Le résultat de ce marasme pourrait être une très longue période de faible hausse de la productivité et de stagnation de la croissance. Tout est dit.
Economic forecasts are uncertain in the best of times, and today the virus raises a new set of questions: How quickly and sustainably will it be brought under control? Can new outbreaks be avoided as social-distancing measures lapse? How long will it take for confidence to return and normal spending to resume? And what will be the scope and timing of new therapies, testing, or a vaccine?
Jérôme Powell Tweet
Où l’on retrouve la théorie de la crise en “l”
Nos lecteurs ne seront pas surpris par ces considérations, au demeurant, puisque nous expliquons depuis plusieurs semaines que le scénario de la crise n’est pas celui d’une reprise en “v” comme l’ont espéré beaucoup d’analystes, mais plutôt celui d’une crise civilisationnelle, comme l’a dit dans nos colonnes Michel Maffesoli, qui devrait donner lieu à une chute libre de l’activité, suivie d’une longue stagnation.
Là encore, nos lecteurs retrouvent la théorie de Roubini, que nous avons évoquée très tôt, d’une crise en “l”. Ce scénario peu encourageant exclut toute reprise d’activité rapide. Dans l’ensemble de nos anticipations, il faudra donc intégrer cette perspective d’un marasme long des marchés et de l’activité économique.
Le temps de retard de la France dans la prise de conscience
Comme toujours, la France continue à vivre ses rêves jusqu’au bout, et retarde le plus possible le retour à la réalité. On parle désormais de prolonger le chômage partiel pour ne pas créer de rupture sur le marché du travail. Cette rupture est pourtant inévitable et provoquera l’émergence d’un nouveau modèle de société dont les contours nous sont encore inconnus.
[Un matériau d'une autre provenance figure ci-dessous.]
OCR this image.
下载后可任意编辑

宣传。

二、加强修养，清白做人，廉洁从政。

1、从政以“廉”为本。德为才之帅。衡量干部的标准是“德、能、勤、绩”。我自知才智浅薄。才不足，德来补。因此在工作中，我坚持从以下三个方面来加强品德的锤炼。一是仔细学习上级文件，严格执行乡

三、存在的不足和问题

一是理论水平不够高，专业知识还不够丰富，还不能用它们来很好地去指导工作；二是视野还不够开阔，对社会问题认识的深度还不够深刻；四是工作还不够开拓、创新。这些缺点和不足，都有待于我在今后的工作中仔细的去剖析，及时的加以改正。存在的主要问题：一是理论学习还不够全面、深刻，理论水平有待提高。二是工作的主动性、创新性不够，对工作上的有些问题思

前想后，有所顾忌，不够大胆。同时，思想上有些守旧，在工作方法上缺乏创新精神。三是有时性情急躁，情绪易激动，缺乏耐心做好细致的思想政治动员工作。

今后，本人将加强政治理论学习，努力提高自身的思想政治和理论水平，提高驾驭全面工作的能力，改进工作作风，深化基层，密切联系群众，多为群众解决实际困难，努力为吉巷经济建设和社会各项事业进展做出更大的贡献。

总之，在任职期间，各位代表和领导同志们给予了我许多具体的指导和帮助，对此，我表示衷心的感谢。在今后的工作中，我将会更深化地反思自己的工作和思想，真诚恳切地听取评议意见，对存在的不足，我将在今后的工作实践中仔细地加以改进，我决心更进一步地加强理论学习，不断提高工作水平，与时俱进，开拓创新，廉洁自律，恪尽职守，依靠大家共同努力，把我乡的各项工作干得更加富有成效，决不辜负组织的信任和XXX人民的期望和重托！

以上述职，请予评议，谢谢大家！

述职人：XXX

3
L’atterrissage sera socialement, économiquement, financièrement brutal et devrait donner lieu à de fortes tensions dans la société française. Celles-ci sont d’ailleurs déjà perceptibles. Le temps est à l’orage.
Il fallait s’en douter, il faut être complètement fou pour arrêter du jour au lendemain une économie. Aucun manuel n’en a jamais parlé et encore moins des solutions cela va de soi. Il y a chaque année plus de 400.000 morts du paludisme, arrête-ton l’économie mondiale pour autant?